Due to the COVID-19 pandemic, the high demand for hand sanitizer has led to significant shortages in both products and standard packaging. These shortages have resulted in the use of other types of containers such as beverage or food containers.
Beverage and food containers that are subject to this policy and requiring additional packaging and labelling:
- Water bottles
- Wine bottles
- Beer and soda bottles
- Other beverage or drinking containers
Some containers are unable to accommodate the required closure and thus should not be used for hand sanitizer packaging:
- Beer and soda cans
- Food and beverage pouches
- Tetra packs
- Vaping cartridges
Containers should have closures that are obvious and not generally used on beverage contains (pump or dispensing cap). This will help consumers differentiate between hand sanitizer packaging and beverage/food packaging.
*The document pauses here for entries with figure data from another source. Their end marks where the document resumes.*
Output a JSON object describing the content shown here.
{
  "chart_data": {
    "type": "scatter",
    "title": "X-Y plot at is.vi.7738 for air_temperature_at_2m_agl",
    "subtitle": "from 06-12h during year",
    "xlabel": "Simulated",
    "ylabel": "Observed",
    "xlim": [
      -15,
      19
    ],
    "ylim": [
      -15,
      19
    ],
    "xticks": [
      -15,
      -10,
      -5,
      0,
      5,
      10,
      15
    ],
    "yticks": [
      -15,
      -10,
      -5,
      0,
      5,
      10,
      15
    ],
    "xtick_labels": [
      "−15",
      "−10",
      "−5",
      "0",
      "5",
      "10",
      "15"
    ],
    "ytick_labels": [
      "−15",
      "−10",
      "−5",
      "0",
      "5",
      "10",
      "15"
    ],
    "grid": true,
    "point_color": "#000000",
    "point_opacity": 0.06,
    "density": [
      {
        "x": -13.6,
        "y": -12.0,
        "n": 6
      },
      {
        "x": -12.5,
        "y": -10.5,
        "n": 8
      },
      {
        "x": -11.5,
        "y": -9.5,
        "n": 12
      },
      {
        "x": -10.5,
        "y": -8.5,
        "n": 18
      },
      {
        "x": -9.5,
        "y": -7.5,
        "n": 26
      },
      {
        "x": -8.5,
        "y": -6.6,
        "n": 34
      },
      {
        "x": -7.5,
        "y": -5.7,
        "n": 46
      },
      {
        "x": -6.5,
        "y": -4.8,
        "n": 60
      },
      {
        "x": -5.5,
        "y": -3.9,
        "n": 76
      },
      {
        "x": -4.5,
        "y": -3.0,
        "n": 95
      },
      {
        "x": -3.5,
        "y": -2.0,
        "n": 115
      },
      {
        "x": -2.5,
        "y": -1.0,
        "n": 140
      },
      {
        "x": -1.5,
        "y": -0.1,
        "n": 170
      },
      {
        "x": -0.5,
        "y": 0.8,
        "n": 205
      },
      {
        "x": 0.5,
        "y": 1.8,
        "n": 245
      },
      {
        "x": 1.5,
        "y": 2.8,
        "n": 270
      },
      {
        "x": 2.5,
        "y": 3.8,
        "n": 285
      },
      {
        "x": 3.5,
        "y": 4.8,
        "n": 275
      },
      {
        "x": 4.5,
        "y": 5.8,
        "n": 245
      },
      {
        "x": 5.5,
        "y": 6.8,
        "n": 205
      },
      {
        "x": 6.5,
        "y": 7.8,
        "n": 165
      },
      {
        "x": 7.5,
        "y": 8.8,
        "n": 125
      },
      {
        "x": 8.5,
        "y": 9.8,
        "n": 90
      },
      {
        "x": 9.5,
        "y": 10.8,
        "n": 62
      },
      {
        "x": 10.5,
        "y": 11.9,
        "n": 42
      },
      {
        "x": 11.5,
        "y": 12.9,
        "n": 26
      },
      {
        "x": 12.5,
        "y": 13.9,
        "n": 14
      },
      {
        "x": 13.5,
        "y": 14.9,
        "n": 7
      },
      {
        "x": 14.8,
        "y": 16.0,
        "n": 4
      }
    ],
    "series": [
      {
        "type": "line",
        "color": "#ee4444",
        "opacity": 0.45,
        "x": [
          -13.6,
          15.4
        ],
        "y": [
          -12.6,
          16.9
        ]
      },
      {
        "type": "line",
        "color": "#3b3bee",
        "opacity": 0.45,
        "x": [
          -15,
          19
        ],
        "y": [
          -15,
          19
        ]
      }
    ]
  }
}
Acceptable closures include:
- dispensing caps
- other closures that are different from a beverage container and force consumer interaction
Unacceptable closures include:
- drinking spouts
- beer bottle caps
- twist-off caps or lids
A warning statement on the front label is the most effective way to inform consumers that the product is not a beverage.
The warning must include:
- The text “Do not drink / Ne pas boire”
- English and French text on separate lines
- The text “Health Canada / Santé Canada”
- A red symmetrical octagon graphic symbol that precedes the warning statement
These measures must be put in place no later than 8 weeks after this policy comes into effect, allowing existing stock to be used up. Hand sanitizers packaged in beverage containers and distributed after November 27, 2020, must have an appropriate closure along with the warning statement and graphic. Distribution in Canada of alcohol-based hand sanitizers packaged in beverage containers without these measures must stop after this date.